Reform implementation under operational pressure: The real challenge

Pistorius emphasized that the reform should be implemented gradually and explicitly during ongoing operations, so as not to jeopardize the Bundeswehr's current material growth at any time. This sounds pragmatic and responsible – yet it is precisely at the point where most bureaucratic reforms fail. Structural change under full load means that the same employees who are supposed to learn new processes are simultaneously managing ongoing multi-billion-euro projects. The margin for error is small, and learning curve effects become costly.

The reform was developed within a few months, incorporating external expertise from academia and industry, as well as some 600 modernization proposals from the agency's own staff – explicitly without external consulting contracts, representing a remarkable break with previous practice. The involvement of employee representatives will follow directly after the public presentation, and detailed planning is set to begin immediately so that phased implementation can commence in the summer of 2026.

The reform concept has historical precedents that are sobering. The founding of the BAAINBw itself in 2012 was a merger reform intended to leverage synergies – yet the vacancy rate remained constant at 13 to 19 percent for over a decade. The modernization initiative launched in 2017 brought some improvements but failed to resolve the underlying structural problems. The current reform is more ambitious and is taking place in a significantly different fiscal and geopolitical environment – ​​but it is subject to the same institutional constraints. Matrix organizations only function if managers are willing to constructively resolve power struggles between vertical functional and horizontal project hierarchies. This requires a leadership culture that still needs to prove itself in German federal agencies.

Strategic change as a necessity: A sober assessment

The reform of the BAAINBw (Federal Office of Bundeswehr Equipment, Information Technology and In-Service Support) is not a luxury project or a ministerial posturing exercise. It is a strategic necessity arising from the convergence of several megatrends: the dramatic increase in defense budgets, the technological acceleration of warfare, the exacerbated demographic shortage of skilled workers, and the geopolitical pressure for faster and more autonomous operational capability.
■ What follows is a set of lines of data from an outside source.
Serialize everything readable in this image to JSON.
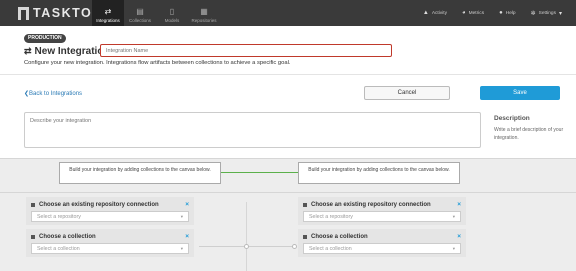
{
  "nav": {
    "logo": "TASKTOP",
    "tabs": [
      {
        "label": "Integrations",
        "icon": "integrations-icon",
        "active": true
      },
      {
        "label": "Collections",
        "icon": "collections-icon",
        "active": false
      },
      {
        "label": "Models",
        "icon": "models-icon",
        "active": false
      },
      {
        "label": "Repositories",
        "icon": "repositories-icon",
        "active": false
      }
    ],
    "right": [
      {
        "label": "Activity",
        "icon": "activity-icon"
      },
      {
        "label": "Metrics",
        "icon": "metrics-icon"
      },
      {
        "label": "Help",
        "icon": "help-icon"
      },
      {
        "label": "Settings",
        "icon": "settings-icon"
      }
    ]
  },
  "header": {
    "badge": "PRODUCTION",
    "title": "New Integration",
    "name_placeholder": "Integration Name",
    "subtitle": "Configure your new integration. Integrations flow artifacts between collections to achieve a specific goal."
  },
  "actions": {
    "back": "Back to Integrations",
    "cancel": "Cancel",
    "save": "Save"
  },
  "description": {
    "placeholder": "Describe your integration",
    "side_title": "Description",
    "side_text": "Write a brief description of your integration."
  },
  "canvas": {
    "prompt": "Build your integration by adding collections to the canvas below.",
    "left": {
      "repo_title": "Choose an existing repository connection",
      "repo_placeholder": "Select a repository",
      "collection_title": "Choose a collection",
      "collection_placeholder": "Select a collection"
    },
    "right": {
      "repo_title": "Choose an existing repository connection",
      "repo_placeholder": "Select a repository",
      "collection_title": "Choose a collection",
      "collection_placeholder": "Select a collection"
    }
  },
  "colors": {
    "nav_bg": "#3a3a3a",
    "accent": "#1f9bd7",
    "link": "#2a7ab5",
    "error_border": "#c0392b",
    "connector": "#5bb04b"
  }
}
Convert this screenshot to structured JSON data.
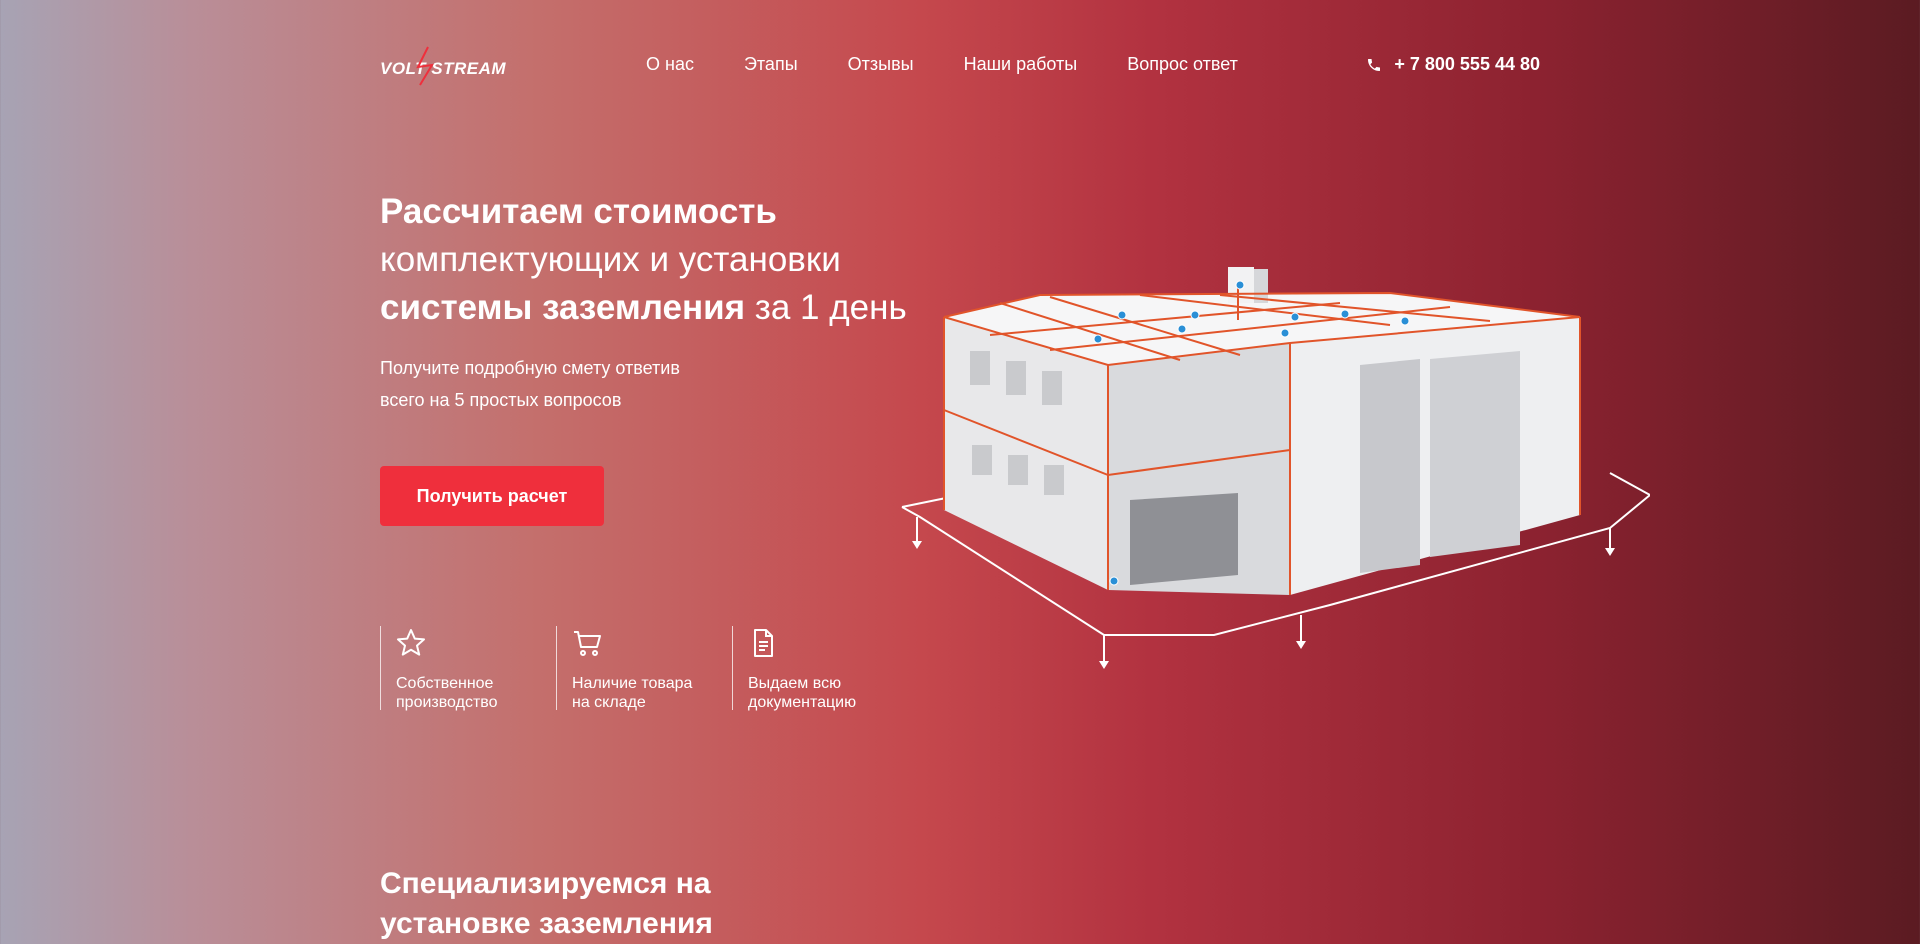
{
  "header": {
    "logo_text": "VOLT STREAM",
    "nav": [
      "О нас",
      "Этапы",
      "Отзывы",
      "Наши работы",
      "Вопрос ответ"
    ],
    "phone_icon": "phone-icon",
    "phone": "+ 7 800 555 44 80"
  },
  "hero": {
    "title_part1_bold": "Рассчитаем стоимость",
    "title_part2": "комплектующих и установки",
    "title_part3_bold": "системы заземления",
    "title_part4": " за 1 день",
    "subtitle_line1": "Получите подробную смету ответив",
    "subtitle_line2": "всего на 5 простых вопросов",
    "cta_label": "Получить расчет"
  },
  "features": [
    {
      "icon": "star-icon",
      "line1": "Собственное",
      "line2": "производство"
    },
    {
      "icon": "cart-icon",
      "line1": "Наличие товара",
      "line2": "на складе"
    },
    {
      "icon": "document-icon",
      "line1": "Выдаем всю",
      "line2": "документацию"
    }
  ],
  "section": {
    "title_line1": "Специализируемся на",
    "title_line2": "установке заземления"
  },
  "colors": {
    "accent": "#ef2f3c",
    "bg_left": "#a7a3b4",
    "bg_mid": "#c5484d",
    "bg_right": "#5b1b22"
  }
}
The reform addresses these challenges with a coherent package of measures: decentralization to attract talent, a matrix structure to increase agility, price controls to ensure spending discipline, expansion of G2G cooperation to enhance foreign policy capabilities, and European networking to achieve strategic autonomy. All of these are appropriate responses to real problems. Whether they are sufficient depends on the quality of implementation – and that lies not within the ministry, but in the hands of managers and staff of an agency that has had to cope with chronic understaffing for decades.
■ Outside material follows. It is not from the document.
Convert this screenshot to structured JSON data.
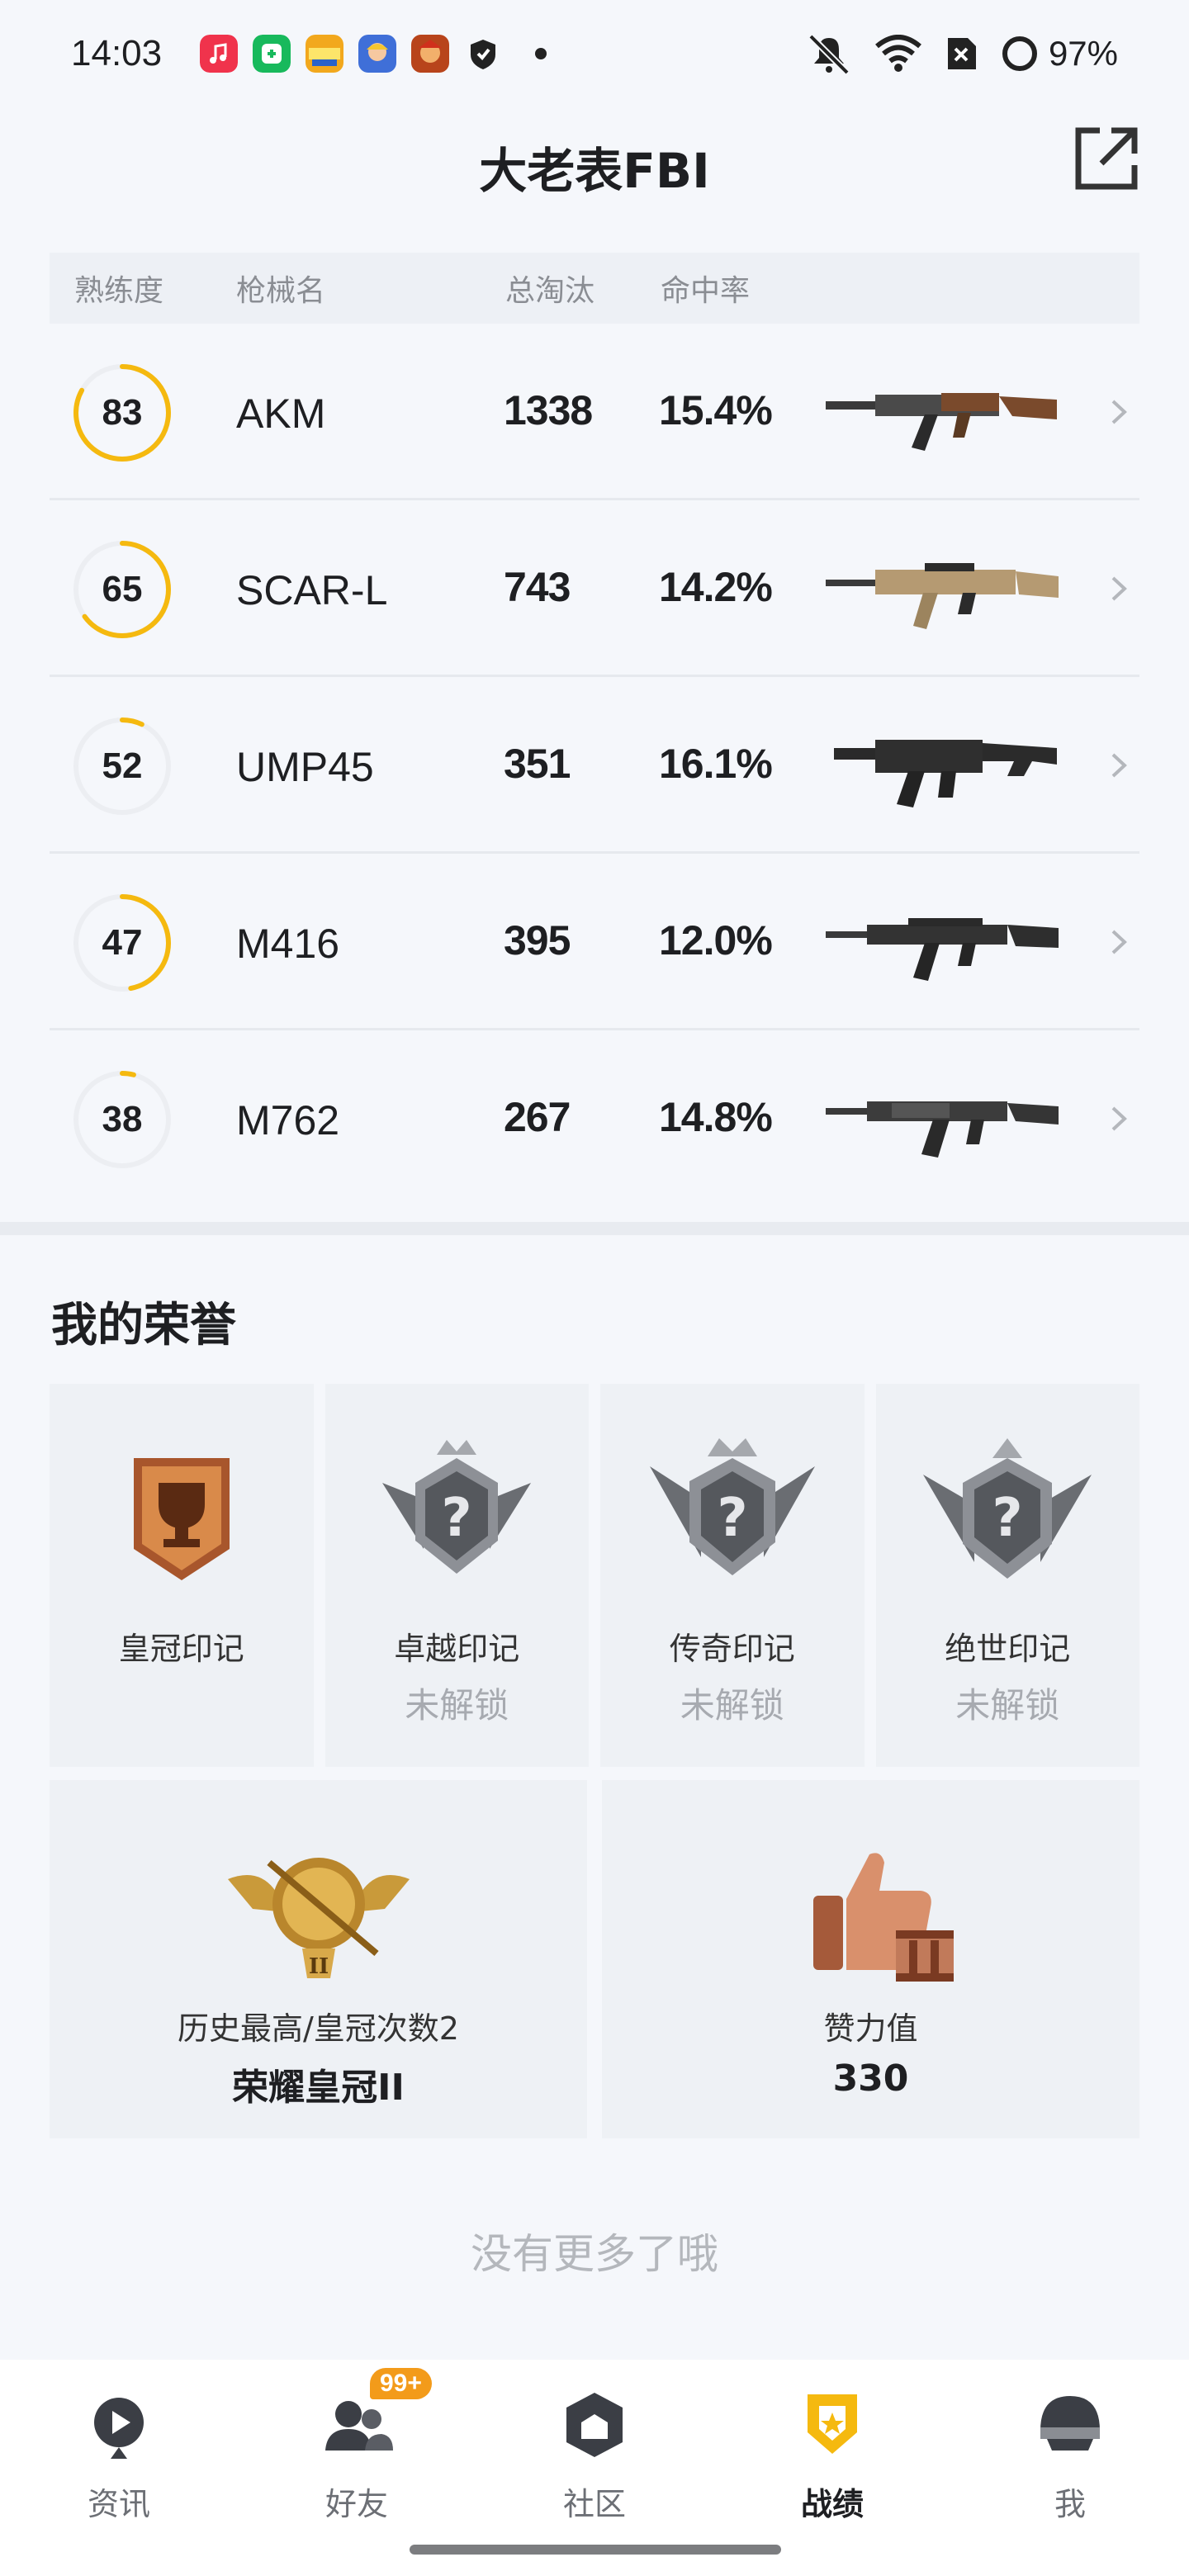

Germany will spend more on defense in 2026 than at any time since the end of the Cold War. SIPRI figures confirm this: Germany is the world's fourth-largest arms spender. With this ranking comes responsibility – responsibility to the taxpayers who provide this funding, to the soldiers waiting for equipment, and to European partners who depend on a reliable and capable Germany in defense cooperation. The Federal Office of Bundeswehr Equipment, Information Technology and In-Service Support (BAAINBw) is the instrument through which this responsibility is fulfilled. Reforming this agency is therefore not merely administrative modernization – it is a security policy imperative, the success of which will strengthen Germany and the failure of which would have significant strategic costs.